An influential survey of UK defined benefit (DB) pension accounting has revealed uncertainties regarding rules governing the reporting of scheme surpluses.
KPMG’s Pensions Accounting Survey 2017 reported the concerns following the decision of the International Financial Reporting Standards’ (IFRS) Interpretation Committee to amend its asset-ceiling guidance, IFRIC 14. This helps companies determine when they can recognise an DB surplus as a balance sheet asset.
The KPMG survey looked at trends in best-estimate assumptions among 247 of its clients with UK DB schemes, and covered accounting under IFRS standards and UK and US generally accepted accounting principles, as at 31 December 2016.
The report’s author, Narayan Peralta, told IPE: “There is a risk that the revised IFRIC 14 is even less clear than the 2008 original. It is an updated interpretation and although it should add clarity, it might not.
“In my view, the original exposure draft was fairly clear. However, the discussions in the last quarter of 2016 have added considerable uncertainty on the question of how the final version will impact clients.”

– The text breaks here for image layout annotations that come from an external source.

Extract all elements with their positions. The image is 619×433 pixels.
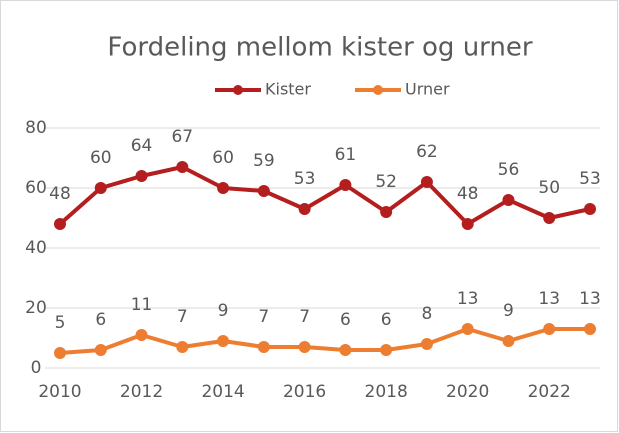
data-label: 53 — [579, 169, 601, 189]
point — [176, 341, 189, 353]
point — [54, 347, 66, 359]
data-label: 8 — [422, 304, 433, 324]
series-line — [58, 165, 591, 226]
data-label: 59 — [253, 151, 275, 171]
point — [420, 338, 433, 350]
chart-title: Fordeling mellom kister og urner — [107, 33, 532, 63]
data-label: 61 — [335, 145, 357, 165]
point — [135, 170, 148, 182]
point — [502, 335, 515, 347]
data-label: 9 — [503, 301, 514, 321]
data-label: 62 — [416, 142, 438, 162]
data-label: 13 — [579, 289, 601, 309]
y-tick-label: 0 — [31, 358, 42, 378]
data-label: 60 — [90, 148, 112, 168]
data-label: 64 — [131, 136, 153, 156]
point — [94, 344, 107, 356]
point — [380, 206, 393, 218]
y-tick-label: 40 — [25, 238, 47, 258]
point — [339, 344, 352, 356]
point — [380, 344, 393, 356]
point — [257, 185, 270, 197]
x-tick-label: 2020 — [446, 382, 489, 402]
series-line — [59, 327, 590, 355]
point — [461, 218, 474, 230]
point — [298, 341, 311, 353]
point — [94, 182, 107, 194]
point — [298, 203, 311, 215]
data-label: 13 — [538, 289, 560, 309]
point — [420, 176, 433, 188]
data-label: 13 — [457, 289, 479, 309]
data-label: 6 — [340, 310, 351, 330]
x-tick-label: 2016 — [283, 382, 326, 402]
point — [257, 341, 270, 353]
data-label: 7 — [299, 307, 310, 327]
point — [217, 335, 230, 347]
point — [584, 203, 596, 215]
data-label: 52 — [375, 172, 397, 192]
point — [339, 179, 352, 191]
legend-label: Kister — [265, 80, 311, 99]
data-label: 7 — [177, 307, 188, 327]
point — [502, 194, 515, 206]
y-tick-label: 20 — [25, 298, 47, 318]
data-label: 67 — [171, 127, 193, 147]
data-label: 6 — [95, 310, 106, 330]
x-tick-label: 2014 — [201, 382, 244, 402]
x-tick-label: 2018 — [365, 382, 408, 402]
x-tick-label: 2010 — [38, 382, 81, 402]
legend-marker — [233, 85, 243, 95]
data-label: 50 — [538, 178, 560, 198]
data-label: 60 — [212, 148, 234, 168]
x-tick-label: 2022 — [528, 382, 571, 402]
data-label: 9 — [218, 301, 229, 321]
y-tick-label: 80 — [25, 118, 47, 138]
x-tick-label: 2012 — [120, 382, 163, 402]
data-label: 56 — [498, 160, 520, 180]
point — [135, 329, 148, 341]
y-tick-label: 60 — [25, 178, 47, 198]
point — [176, 161, 189, 173]
point — [543, 212, 556, 224]
legend-marker — [373, 85, 383, 95]
point — [217, 182, 230, 194]
point — [461, 323, 474, 335]
data-label: 11 — [131, 295, 153, 315]
legend-label: Urner — [405, 80, 450, 99]
data-label: 7 — [258, 307, 269, 327]
data-label: 5 — [55, 313, 66, 333]
data-label: 53 — [294, 169, 316, 189]
point — [543, 323, 556, 335]
point — [584, 323, 596, 335]
data-label: 48 — [49, 184, 71, 204]
data-label: 48 — [457, 184, 479, 204]
point — [54, 218, 66, 230]
data-label: 6 — [381, 310, 392, 330]
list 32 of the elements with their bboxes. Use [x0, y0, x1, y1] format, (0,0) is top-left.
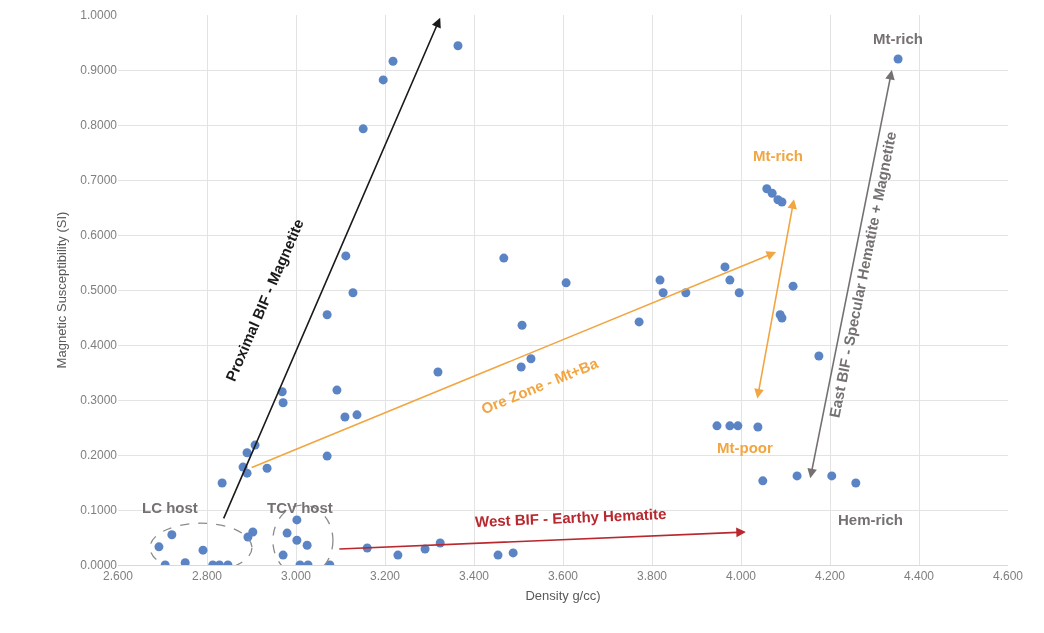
x-tick-label: 4.000	[725, 569, 757, 584]
y-tick-label: 0.9000	[80, 63, 118, 78]
annotation: East BIF - Specular Hematite + Magnetite	[825, 130, 900, 420]
y-tick-label: 0.5000	[80, 283, 118, 298]
x-tick-label: 3.200	[369, 569, 401, 584]
x-tick-label: 4.200	[814, 569, 846, 584]
x-tick-label: 4.600	[992, 569, 1024, 584]
y-tick-label: 0.6000	[80, 228, 118, 243]
annotation: West BIF - Earthy Hematite	[474, 504, 667, 530]
y-tick-label: 0.1000	[80, 503, 118, 518]
y-tick-label: 0.2000	[80, 448, 118, 463]
annotation: LC host	[142, 499, 198, 516]
y-tick-label: 1.0000	[80, 8, 118, 23]
y-tick-label: 0.4000	[80, 338, 118, 353]
x-tick-label: 2.800	[191, 569, 223, 584]
x-axis-title: Density g/cc)	[525, 588, 601, 603]
y-tick-label: 0.3000	[80, 393, 118, 408]
x-tick-label: 3.000	[280, 569, 312, 584]
annotation: Mt-rich	[873, 30, 923, 47]
annotation: Mt-poor	[717, 439, 773, 456]
annotation: Ore Zone - Mt+Ba	[478, 353, 601, 418]
x-tick-label: 2.600	[102, 569, 134, 584]
x-tick-label: 3.800	[636, 569, 668, 584]
x-tick-label: 3.600	[547, 569, 579, 584]
y-axis-title: Magnetic Susceptibility (SI)	[54, 211, 70, 369]
y-tick-label: 0.7000	[80, 173, 118, 188]
annotation: Hem-rich	[838, 511, 904, 528]
annotation: Mt-rich	[753, 147, 803, 164]
annotation: TCV host	[267, 499, 333, 516]
x-tick-label: 3.400	[458, 569, 490, 584]
y-tick-label: 0.8000	[80, 118, 118, 133]
x-tick-label: 4.400	[903, 569, 935, 584]
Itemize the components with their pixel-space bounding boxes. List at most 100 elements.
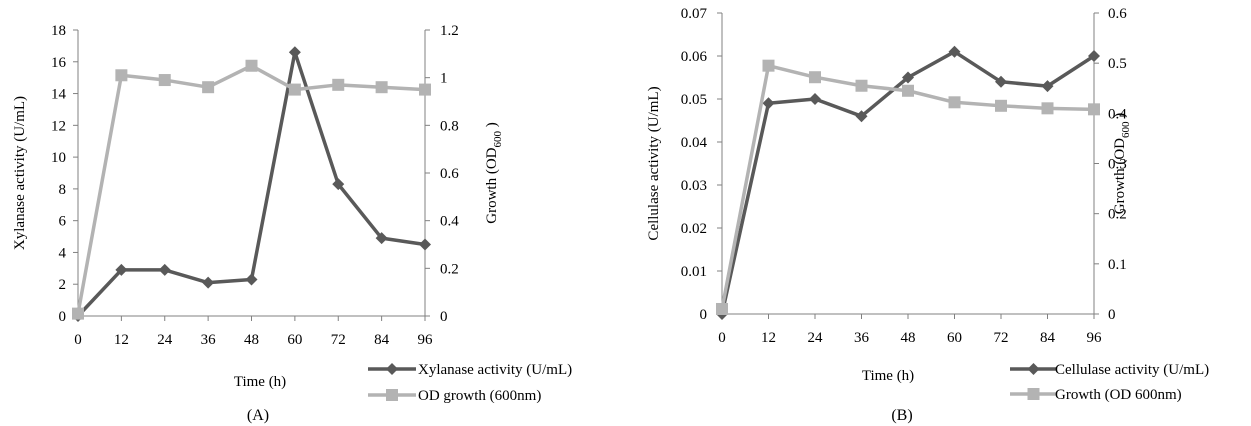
data-point-square <box>375 81 388 94</box>
y-axis-right-title-main: Growth (OD <box>484 147 500 223</box>
data-point-diamond <box>948 45 961 58</box>
x-tick-label: 48 <box>901 330 916 346</box>
x-tick-label: 24 <box>157 332 173 348</box>
data-point-diamond <box>419 238 431 251</box>
data-point-square <box>809 71 821 84</box>
data-point-square <box>762 59 775 72</box>
x-tick-label: 96 <box>418 332 434 348</box>
x-tick-label: 12 <box>761 330 776 346</box>
y-left-tick-label: 0.05 <box>681 92 707 108</box>
x-tick-label: 84 <box>1040 330 1056 346</box>
y-left-tick-label: 10 <box>51 150 66 166</box>
y-axis-right-title-subscript: 600 <box>1120 121 1132 138</box>
data-point-diamond <box>245 273 258 286</box>
x-axis-title: Time (h) <box>862 368 914 384</box>
data-point-diamond <box>375 232 388 245</box>
data-point-square <box>202 81 215 94</box>
y-right-tick-label: 0.2 <box>440 261 459 277</box>
data-point-diamond <box>995 75 1007 88</box>
x-tick-label: 60 <box>287 332 302 348</box>
legend-marker-square <box>1027 388 1040 400</box>
x-tick-label: 72 <box>331 332 346 348</box>
data-point-diamond <box>332 178 345 191</box>
data-point-square <box>716 302 728 315</box>
x-tick-label: 72 <box>994 330 1009 346</box>
y-right-tick-label: 0.1 <box>1108 257 1127 273</box>
y-axis-right-title-subscript: 600 <box>492 131 504 148</box>
y-right-tick-label: 0.8 <box>440 118 459 134</box>
data-point-diamond <box>115 263 128 276</box>
legend-label: OD growth (600nm) <box>418 388 541 404</box>
y-right-tick-label: 0.4 <box>1108 106 1127 122</box>
x-tick-label: 84 <box>374 332 390 348</box>
data-point-square <box>995 99 1007 112</box>
data-point-square <box>158 74 171 87</box>
y-right-tick-label: 0.3 <box>1108 157 1127 173</box>
panel-label: (A) <box>247 407 269 424</box>
x-tick-label: 0 <box>718 330 726 346</box>
data-point-diamond <box>1088 50 1100 62</box>
y-right-tick-label: 0 <box>440 309 448 325</box>
y-left-tick-label: 0.07 <box>681 6 708 22</box>
legend-marker-square <box>386 389 398 401</box>
y-axis-right-title-close: ) <box>1112 113 1128 122</box>
data-point-square <box>245 59 258 72</box>
x-axis-title: Time (h) <box>234 374 286 390</box>
data-point-square <box>115 69 128 82</box>
y-left-tick-label: 0.02 <box>681 221 707 237</box>
data-point-diamond <box>158 263 171 276</box>
legend-label: Xylanase activity (U/mL) <box>418 362 572 378</box>
y-left-tick-label: 2 <box>59 277 67 293</box>
y-left-tick-label: 0.03 <box>681 178 707 194</box>
y-axis-right-title-close: ) <box>484 122 500 131</box>
panel-label: (B) <box>891 407 912 424</box>
x-tick-label: 12 <box>114 332 129 348</box>
y-right-tick-label: 1 <box>440 71 448 87</box>
x-tick-label: 60 <box>947 330 962 346</box>
y-left-tick-label: 0 <box>59 309 67 325</box>
x-tick-label: 36 <box>201 332 217 348</box>
y-right-tick-label: 0.2 <box>1108 207 1127 223</box>
y-axis-left-title: Cellulase activity (U/mL) <box>646 86 662 240</box>
x-tick-label: 48 <box>244 332 259 348</box>
y-left-tick-label: 0.01 <box>681 264 707 280</box>
data-point-square <box>855 79 868 92</box>
legend-label: Growth (OD 600nm) <box>1055 387 1182 403</box>
data-point-square <box>288 83 301 96</box>
x-tick-label: 36 <box>854 330 870 346</box>
data-point-square <box>332 78 345 91</box>
data-point-diamond <box>902 71 914 84</box>
y-left-tick-label: 8 <box>59 182 67 198</box>
y-axis-right-title: Growth (OD600 ) <box>1112 113 1132 215</box>
x-tick-label: 24 <box>808 330 824 346</box>
data-point-square <box>419 83 431 96</box>
y-left-tick-label: 18 <box>51 23 66 39</box>
y-axis-right-title-main: Growth (OD <box>1112 138 1128 214</box>
y-left-tick-label: 0.06 <box>681 49 708 65</box>
y-left-tick-label: 6 <box>59 214 67 230</box>
data-point-diamond <box>855 110 868 123</box>
data-point-square <box>72 307 84 320</box>
data-point-diamond <box>1041 80 1054 93</box>
y-left-tick-label: 0.04 <box>681 135 708 151</box>
y-left-tick-label: 4 <box>59 245 67 261</box>
chart-panel-b: 0 0.01 0.02 0.03 0.04 0.05 0.06 0.07 0 0.1 0.2 0.3 0… <box>646 6 1209 424</box>
y-axis-right-title: Growth (OD600 ) <box>484 122 504 224</box>
y-left-tick-label: 12 <box>51 118 66 134</box>
x-tick-label: 0 <box>74 332 82 348</box>
y-left-tick-label: 14 <box>51 87 67 103</box>
legend-marker-diamond <box>386 363 398 375</box>
data-point-square <box>902 84 914 97</box>
data-point-diamond <box>762 97 775 110</box>
data-point-square <box>1088 103 1100 116</box>
y-right-tick-label: 1.2 <box>440 23 459 39</box>
data-point-diamond <box>288 46 301 59</box>
y-axis-left-title: Xylanase activity (U/mL) <box>12 96 28 250</box>
y-right-tick-label: 0 <box>1108 307 1116 323</box>
data-point-diamond <box>202 276 215 289</box>
y-left-tick-label: 0 <box>700 307 708 323</box>
legend-marker-diamond <box>1027 363 1040 375</box>
y-right-tick-label: 0.6 <box>1108 6 1127 22</box>
x-tick-label: 96 <box>1087 330 1103 346</box>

He continued: “Potentially, IFRIC 14 could treat a power to insure individual benefits in the same way as a power to wind up a scheme, which in a UK context are very different. We will have to wait and see what the final wording says later in 2017.”
Consultants have also warned scheme sponsors that the IFRIC 14 project could turn into a major headache for UK schemes.
The IFRS published its IFRIC 14 project in 2014. IFRIC 14 interprets the requirements of the pensions accounting standard IAS 19.
Discount rates
Among its other findings, the KPMG report also found that median net discount rates – the difference between the discount rate and retail price index (RPI) inflation assumptions – were negative for the first time since 2004.
Among the companies sampled, the median discount rate was 2.7% – a fall of 1.1 percentage points on last year.
At the same time, median RPI inflation hit 3.3% at the end of December.
The survey also found that the range of assumptions used by companies had narrowed. Overall, the market was more tightly packed around the median than a year earlier.
Although the median discount rate fell from 3.8% to 2.7% at 31 December 2016, around 85% of sponsors responding to KPMG’s survey used a discount rate within 10 basis points of the median. This compares with 75% of sponsors last year.
Politics also impacted pensions accounting over the past 12 months – most notably with the dive in bond yields after the UK’s June 2016 vote to quit the EU.
The Bank of England’s decision to cut interest rates to 0.25% from 0.5% also weighed heavily on discount rates, as did the decision by the Bank to embark on a £10bn (€11.8bn) corporate bond buying spree.
Life expectancy
Away from financial assumptions, KPMG found that life expectancy assumptions for current and future pensioners have fallen by 0.1 years, from 22.3 and 24.1 years respectively. These latest assumptions compare with 18.4 and 19.4 years back in 2004.
KPMG reported that companies are making growing use of scheme-specific mortality studies, meaning that companies can quantify their longevity risk more accurately.
Mr Peralta told IPE: “Where yields are negative, the average term or duration of a liability is longer than it would be in a higher-yield environment. This makes the longevity assumption more crucial because a higher value is being placed on payments further out.”
He also noted that emerging trends from the Continuous Mortality Investigation models, which are typically used for IAS 19 purposes, had also flattered results.
The KPMG analysis chimes with recent findings from consultants Mercer and accountancy giant PwC. According to the Mercer data, a slowdown in life expectancy improvements had shaved £2.5bn off FTSE 350 pension scheme liabilities.
Mercer’s analysis shows that employers typically assume a 65-year-old woman will live to 89.5 years and a 65-year-old man to 87.5.
PwC estimated that schemes could reduce future liabilities by up to £310bn in the long term if the CMI’s recent data continues on its current trajectory.